Со стороны деревни доносились голоса. Я услышала их еще раньше, чем брат с сестрой. «Стойте!» – хотела закричать я. «Не высовывайтесь! Там опасно…» Слова так и не слетели с языка, остались кружить в голове. Я не могла ни говорить, ни дотронуться до них, ни предупредить. Оставалось надеяться, что они сами все поймут.

Лия схватила брата за руку и, приложив палец к губам, потянула за росшее рядом дерево.
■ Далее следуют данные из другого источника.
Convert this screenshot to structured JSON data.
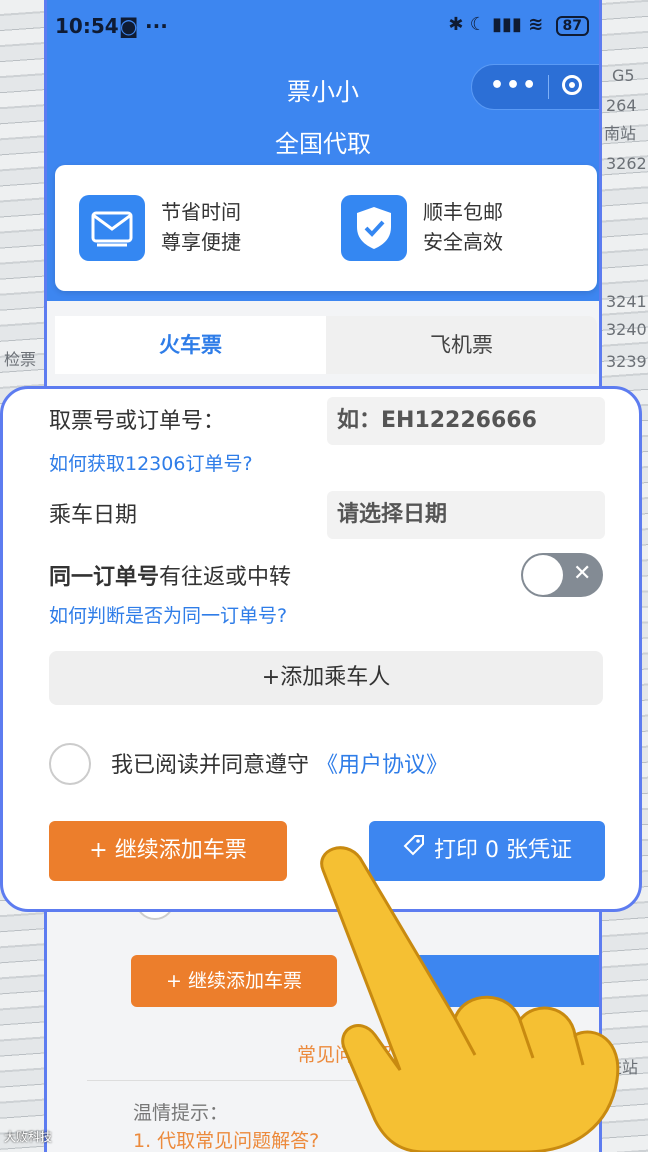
{
  "status_bar": {
    "time": "10:54",
    "dots": "···",
    "battery": "87"
  },
  "header": {
    "app_title": "票小小",
    "subtitle": "全国代取"
  },
  "features": [
    {
      "icon": "mail-icon",
      "line1": "节省时间",
      "line2": "尊享便捷"
    },
    {
      "icon": "shield-check-icon",
      "line1": "顺丰包邮",
      "line2": "安全高效"
    }
  ],
  "tabs": [
    {
      "label": "火车票",
      "active": true
    },
    {
      "label": "飞机票",
      "active": false
    }
  ],
  "form": {
    "ticket_label": "取票号或订单号：",
    "ticket_placeholder": "如：EH12226666",
    "how_get_link": "如何获取12306订单号?",
    "date_label": "乘车日期",
    "date_placeholder": "请选择日期",
    "same_order_label_bold": "同一订单号",
    "same_order_label_rest": "有往返或中转",
    "same_order_link": "如何判断是否为同一订单号?",
    "add_passenger": "+添加乘车人",
    "agree_text": "我已阅读并同意遵守",
    "agree_link": "《用户协议》",
    "continue_button": "+ 继续添加车票",
    "print_button": "打印 0 张凭证"
  },
  "lower": {
    "continue_button": "+ 继续添加车票",
    "faq": "常见问题解",
    "tips_title": "温情提示：",
    "tips_item": "1. 代取常见问题解答?"
  },
  "background_text": [
    "G5",
    "264",
    "南站",
    "3262",
    "3241",
    "3240",
    "3239",
    "检票",
    "进站"
  ],
  "watermark": "大败科技",
  "colors": {
    "primary": "#3d86f0",
    "orange": "#ec7e2c",
    "link": "#2f7de8"
  }
}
Они были так близко от деревни, что могли разглядеть происходящее сквозь редкие кусты. Я же оказалась между притаившимися на опушке Саликсом и Лией, и людьми, оставшимися в деревне.

Все хранители были связаны по рукам и ногам. Я насчитала шесть женщин, девять мужчин и четырех детей. Они сидели на земле, прислонившись друг к другу и опустив взгляд на землю. Вокруг сновали люди в черных плащах, распахивали двери домов и рыскали по комнатам.
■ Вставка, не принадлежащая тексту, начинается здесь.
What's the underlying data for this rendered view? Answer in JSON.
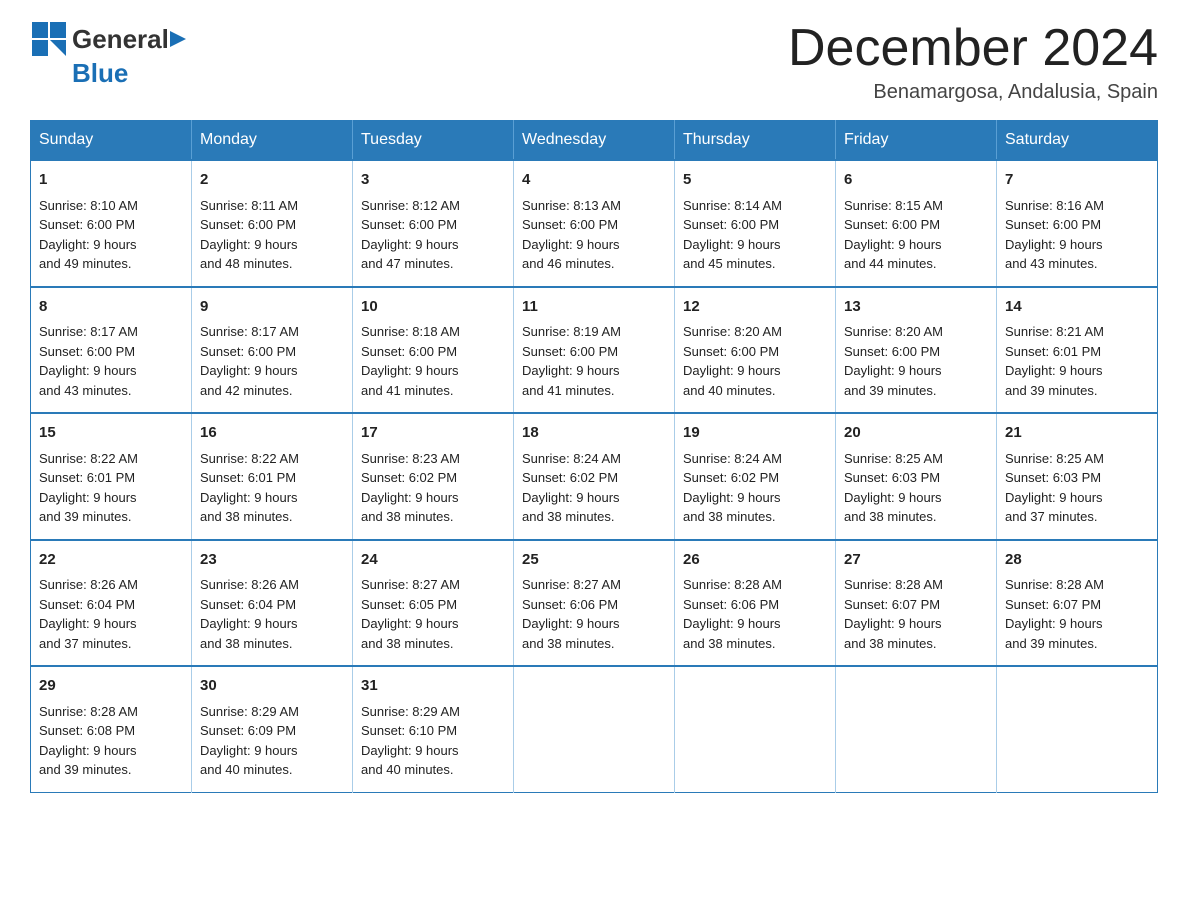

– Вроде все, – выкрикнул один из них, судя по голосу: молодой парень. Он обращался к высокому мужчине, рассматривавшему схваченных хранителей со скучающим выражением лица.

Я беззвучно ахнула. Мне показалось, что это был Рэй – его лицо, его глаза, только не такие добрые, а скорее усталые и как будто… неудовлетворенные. Жаждущие чего-то и отчаявшиеся это получить. Все в этом человеке напоминало Рэя, того, кем он мог бы быть в другой жизни, при других обстоятельствах.

– Вульфус, – еще один мужчина в плаще, довольно пожилой, подошел к нему и остановился рядом. – Что дальше?

– Дальше? – Вульфус вскинул бровь. – Эван, ты меня удивляешь. Не мне рассказывать тебе, чем заканчивается охота.

Я видела, как напряглись плечи Саликса, какими бледными были пальцы его сестры, когда она вцепилась в его рубашку. Люди в плащах подняли связанных хранителей на ноги. Напротив каждого встали солдаты Совета и нацелили на них автоматы.

Вульфус снял с пояса свой автомат и протянул пожилому мужчине, которого назвал Эваном. Тот молча взял и направил его на старого хранителя, стоявшего с краю.

–Что делать? Лия, что делать? – полушепотом кричал Саликс.

– Они убьют их, – пробормотала Лия.

– Что?

– Они убьют их.

Выстрелы послышались почти одновременно, словно кто-то махом стянул гигантский занавес с карниза, стремительно лопая крючок за крючком. Он упал на землю грохотом отяжелевших тел.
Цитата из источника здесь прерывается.